Japanese paper factories are now demanding their woodchips come from trees that are less than 15 years old , either from plantations or young regrowth, rather than natural forests. This has caused the recent 40% drop in woodchip sales from Tasmania’s forests.
In East Gippsland there’s been a substantial increase in chipping young trees that have regrown from the clearfelling of forests 20 and 30 years ago. These operations are called ‘thinnings’, supposedly to make the sparsely spaced trees remaining, grow faster and fatter (see photo). This is a convenient way to cut thousands of tonnes of the high quality trees perfect for fussy Japanese paper companies.
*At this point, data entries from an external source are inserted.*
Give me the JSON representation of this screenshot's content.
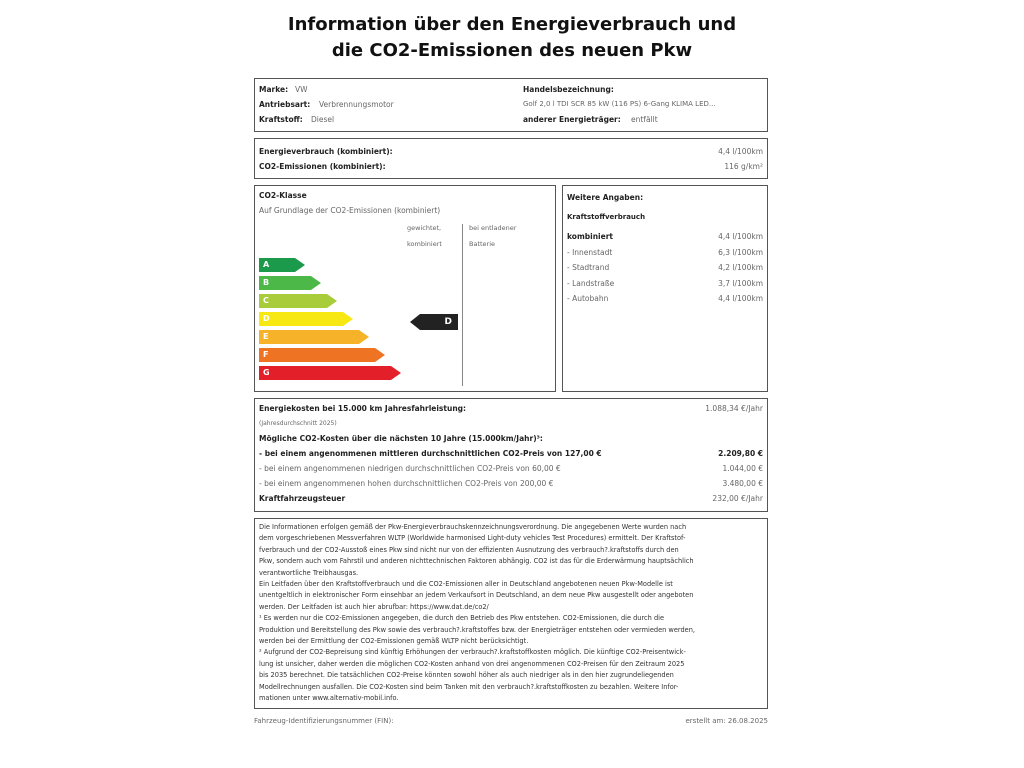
{
  "title": {
    "line1": "Information über den Energieverbrauch und",
    "line2": "die CO2-Emissionen des neuen Pkw"
  },
  "vehicle": {
    "marke_label": "Marke:",
    "marke": "VW",
    "antrieb_label": "Antriebsart:",
    "antrieb": "Verbrennungsmotor",
    "kraftstoff_label": "Kraftstoff:",
    "kraftstoff": "Diesel",
    "handel_label": "Handelsbezeichnung:",
    "handel": "Golf 2,0 l TDI SCR 85 kW (116 PS) 6-Gang KLIMA LED...",
    "anderer_label": "anderer Energieträger:",
    "anderer": "entfällt"
  },
  "consumption": {
    "energy_label": "Energieverbrauch (kombiniert):",
    "energy": "4,4 l/100km",
    "co2_label": "CO2-Emissionen (kombiniert):",
    "co2": "116 g/km²"
  },
  "co2class": {
    "title": "CO2-Klasse",
    "subtitle": "Auf Grundlage der CO2-Emissionen (kombiniert)",
    "col1a": "gewichtet,",
    "col1b": "kombiniert",
    "col2a": "bei entladener",
    "col2b": "Batterie",
    "classes": [
      {
        "label": "A",
        "color": "#1a9a4a"
      },
      {
        "label": "B",
        "color": "#4cb848"
      },
      {
        "label": "C",
        "color": "#a8cc3a"
      },
      {
        "label": "D",
        "color": "#f7e814"
      },
      {
        "label": "E",
        "color": "#f6b32a"
      },
      {
        "label": "F",
        "color": "#ee7424"
      },
      {
        "label": "G",
        "color": "#e3202a"
      }
    ],
    "current": "D"
  },
  "further": {
    "title": "Weitere Angaben:",
    "sub": "Kraftstoffverbrauch",
    "rows": [
      {
        "label": "kombiniert",
        "value": "4,4 l/100km"
      },
      {
        "label": "- Innenstadt",
        "value": "6,3 l/100km"
      },
      {
        "label": "- Stadtrand",
        "value": "4,2 l/100km"
      },
      {
        "label": "- Landstraße",
        "value": "3,7 l/100km"
      },
      {
        "label": "- Autobahn",
        "value": "4,4 l/100km"
      }
    ]
  },
  "costs": {
    "energy_label": "Energiekosten bei 15.000 km Jahresfahrleistung:",
    "energy": "1.088,34 €/Jahr",
    "energy_note": "(Jahresdurchschnitt 2025)",
    "co2_title": "Mögliche CO2-Kosten über die nächsten 10 Jahre (15.000km/Jahr)³:",
    "mid_label": "- bei einem angenommenen mittleren durchschnittlichen CO2-Preis von 127,00 €",
    "mid": "2.209,80 €",
    "low_label": "- bei einem angenommenen niedrigen durchschnittlichen CO2-Preis von 60,00 €",
    "low": "1.044,00 €",
    "high_label": "- bei einem angenommenen hohen durchschnittlichen CO2-Preis von 200,00 €",
    "high": "3.480,00 €",
    "tax_label": "Kraftfahrzeugsteuer",
    "tax": "232,00 €/Jahr"
  },
  "footnotes": [
    "Die Informationen erfolgen gemäß der Pkw-Energieverbrauchskennzeichnungsverordnung. Die angegebenen Werte wurden nach",
    "dem vorgeschriebenen Messverfahren WLTP (Worldwide harmonised Light-duty vehicles Test Procedures) ermittelt. Der Kraftstof-",
    "fverbrauch und der CO2-Ausstoß eines Pkw sind nicht nur von der effizienten Ausnutzung des verbrauch?.kraftstoffs durch den",
    "Pkw, sondern auch vom Fahrstil und anderen nichttechnischen Faktoren abhängig. CO2 ist das für die Erderwärmung hauptsächlich",
    "verantwortliche Treibhausgas.",
    "Ein Leitfaden über den Kraftstoffverbrauch und die CO2-Emissionen aller in Deutschland angebotenen neuen Pkw-Modelle ist",
    "unentgeltlich in elektronischer Form einsehbar an jedem Verkaufsort in Deutschland, an dem neue Pkw ausgestellt oder angeboten",
    "werden. Der Leitfaden ist auch hier abrufbar: https://www.dat.de/co2/",
    "¹ Es werden nur die CO2-Emissionen angegeben, die durch den Betrieb des Pkw entstehen. CO2-Emissionen, die durch die",
    "Produktion und Bereitstellung des Pkw sowie des verbrauch?.kraftstoffes bzw. der Energieträger entstehen oder vermieden werden,",
    "werden bei der Ermittlung der CO2-Emissionen gemäß WLTP nicht berücksichtigt.",
    "² Aufgrund der CO2-Bepreisung sind künftig Erhöhungen der verbrauch?.kraftstoffkosten möglich. Die künftige CO2-Preisentwick-",
    "lung ist unsicher, daher werden die möglichen CO2-Kosten anhand von drei angenommenen CO2-Preisen für den Zeitraum 2025",
    "bis 2035 berechnet. Die tatsächlichen CO2-Preise könnten sowohl höher als auch niedriger als in den hier zugrundeliegenden",
    "Modellrechnungen ausfallen. Die CO2-Kosten sind beim Tanken mit den verbrauch?.kraftstoffkosten zu bezahlen. Weitere Infor-",
    "mationen unter www.alternativ-mobil.info."
  ],
  "footer": {
    "fin_label": "Fahrzeug-Identifizierungsnummer (FIN):",
    "created": "erstellt am: 26.08.2025"
  }
}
Young trees are white, uniform and easy to process into paper. Those from plantations in Chile and Brazil are even cheaper than Tasmanian woodchips. But even so, the Japanese are still prepared to pay $17 more a tonne for the cleaner plantation woodchips. This has caused a crisis within the logging industry down there but East Gippsland is slower to feel the impact. It could be that the Eden woodchip mill, despite its own parent company in Japan using the high quality young trees, also sells to less fussy customers like Taiwan.
There’s also a move by paper companies to use ‘eco-certified’ wood. Now that they are getting much of their wood from plantations anyway, it makes sense to cash in on this fact. This gives them the to opportunity to brand their paper as environmentally friendly. They can choose between two certification systems, the genuine item or the cheap and nasty industry look-alike. Paper companies that are serious about their eco-credentials will shy away from native forest woodchips and the tacky AFS certification label. Organisations such as The Wilderness Society have scared off many Japanese customers further down the paper chain, like printers and publishers.
Great Southern Plantations in WA has swiped two of Gunns’ woodchip customers already. It is selling blue gum chips to Daio Paper in Japan, and has just signed a new deal with Oji Paper. Mitsubishi has also said it will look at less controversial sources for woodchips. Nippon is the biggest paper manufacturer in Japan and owns the Eden woodchip mill – where the mass rally is on July 2nd. It is moving a bit more slowly.